This was posted on the APPPA yahoo group forum in response to a question regarding the nutritional benefits of pasture. He cites to some numbers regarding egg production on traditional farms which some of you might find interesting, I know I did. It was posted by Mr. Robert Plamandon.
The economics of egg production have been measured in great detail for over 100 years. During most of that period, modern hybrids didn't exist. When I reviewed the literature of the 20th century, the following conclusions seemed universal:
* Pasture alone can feed only a very small number of hens. The only source that I saw venture a stocking density for fully unfed hens was by Brown, around 1900, where he estimated that 1-2 hens per acre could be sustained this way (in England). Such hens will be underfed much of the year and will lay only in spring.
* Traditional farms involve, among other things, cattle and horses spilling a lot of grain. This, along with other waste products, can support a small flock of chickens year-round. In 1900, this was the standard way of keeping hens, and the average hen produced only 83 eggs.
* In the same period, hens from high-producing strains would produce between 125 and 150 eggs per year, when fed all they wanted, including grain and a protein supplement (typically steamed beef scrap), given outdoor range, and fed green feed every day.
* "You can't starve profit into a cow." Profitability has always been highly correlated to the availability of wholesome and well-balanced feed. Pasture is very high in protein, high in vitamins, and okay in minerals, but it's way short on calories -- and it's only digestible when it's green.
* Careful estimates I've seen on the nutritional benefits of pasture for hens range from none to about 30%. The latter value was for summertime only. 10% is often quoted. I'm convinced that, during much of the year, my own flock eats MORE feed than a confined flock would, because foraging in damp Oregon winters forces much of the food energy to be used just to keep warm.

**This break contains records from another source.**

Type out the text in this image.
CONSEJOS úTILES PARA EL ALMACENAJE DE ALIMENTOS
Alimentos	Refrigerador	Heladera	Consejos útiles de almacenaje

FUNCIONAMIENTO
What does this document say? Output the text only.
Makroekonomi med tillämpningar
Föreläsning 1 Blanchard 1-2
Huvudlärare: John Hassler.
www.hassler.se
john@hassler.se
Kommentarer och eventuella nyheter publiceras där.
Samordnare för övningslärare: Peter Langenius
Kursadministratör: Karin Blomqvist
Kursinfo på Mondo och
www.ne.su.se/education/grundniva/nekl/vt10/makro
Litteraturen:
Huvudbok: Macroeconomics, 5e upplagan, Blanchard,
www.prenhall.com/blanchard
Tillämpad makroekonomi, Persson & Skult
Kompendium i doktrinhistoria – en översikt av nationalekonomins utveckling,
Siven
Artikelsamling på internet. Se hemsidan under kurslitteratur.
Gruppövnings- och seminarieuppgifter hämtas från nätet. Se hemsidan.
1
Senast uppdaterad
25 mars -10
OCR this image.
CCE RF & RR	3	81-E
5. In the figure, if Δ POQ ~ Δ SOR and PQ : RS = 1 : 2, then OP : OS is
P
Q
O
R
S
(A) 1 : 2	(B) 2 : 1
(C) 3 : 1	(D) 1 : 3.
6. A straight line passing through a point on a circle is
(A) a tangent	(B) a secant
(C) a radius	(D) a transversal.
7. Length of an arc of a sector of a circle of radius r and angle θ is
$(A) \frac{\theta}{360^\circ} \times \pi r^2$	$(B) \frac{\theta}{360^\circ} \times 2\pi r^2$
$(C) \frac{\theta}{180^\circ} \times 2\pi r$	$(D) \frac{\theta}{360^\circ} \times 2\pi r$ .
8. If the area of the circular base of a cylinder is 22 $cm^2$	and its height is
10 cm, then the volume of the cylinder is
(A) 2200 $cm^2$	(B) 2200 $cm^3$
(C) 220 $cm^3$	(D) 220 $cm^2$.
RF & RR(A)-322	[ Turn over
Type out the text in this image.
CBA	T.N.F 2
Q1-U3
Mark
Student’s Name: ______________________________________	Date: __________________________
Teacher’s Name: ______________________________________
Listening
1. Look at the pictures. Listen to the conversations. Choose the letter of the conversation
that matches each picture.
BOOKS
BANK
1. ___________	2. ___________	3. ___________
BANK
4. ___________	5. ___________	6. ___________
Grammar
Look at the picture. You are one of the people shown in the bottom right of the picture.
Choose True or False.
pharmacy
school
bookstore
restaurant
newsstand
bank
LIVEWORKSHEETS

* Back when people kept all kinds of poultry on pasture, no one ever claimed that hybrid layers foraged less than standard breeds. If anything, people claimed the opposite, noting the vigor of the hybrids. I see this myself. My hybrid Leghorns and Black Sex-Links are driving us crazy at the moment, since a fence-savvy cadre of veteran escapees is always in the garden. Meanwhile, the Barred Rocks stay home.
* Chickens are destructive to pasture and typically don't range far. Hence, portable houses. You just move the chickens away from the problem -- end of problem.With hens, you can do this just a few times a year, so it's no big deal if the fence is reasonably easy to move, and the house isn't too big for your tractor. With fixed houses and two or more yards, the yards have to be plowed and reseeded, or, within a couple of years, the manure buildup will make it hard to establish grass there. Also, pathogens don't build up as much if you plow them under. (So if you use yards, they should be tractor-friendly.)
For us, the key to profitability has always been in selling the eggs at high prices, not in saving on feed costs. Our pasture management uses lots of acreage to allow looser management, less labor, and the ability to abandon a bare patch of ground for a season or two, move the hens, and have the option of letting the bare patch take as long as it likes to recover, because there's plenty more pasture where that came from. Fencing the hens in too tightly is like a straitjacket on the farmer.
(Karen just had an interesting experience of the power of selling -- she went to one of the stores that sells our eggs and offered hard-boiled egg samples to shoppers for two hours. On one of the slowest shopping days of the week, the store sold more of our $4.99 eggs in two hours than they had in the previous week! And we can hope that at least some of these customers will stick with us long-term. Another store has chosen to price our eggs well above the others, and we're selling better there -- "on sale" at $5.99 per dozen -- than at the other store. Prices are way more important to the farmer than the consumer.)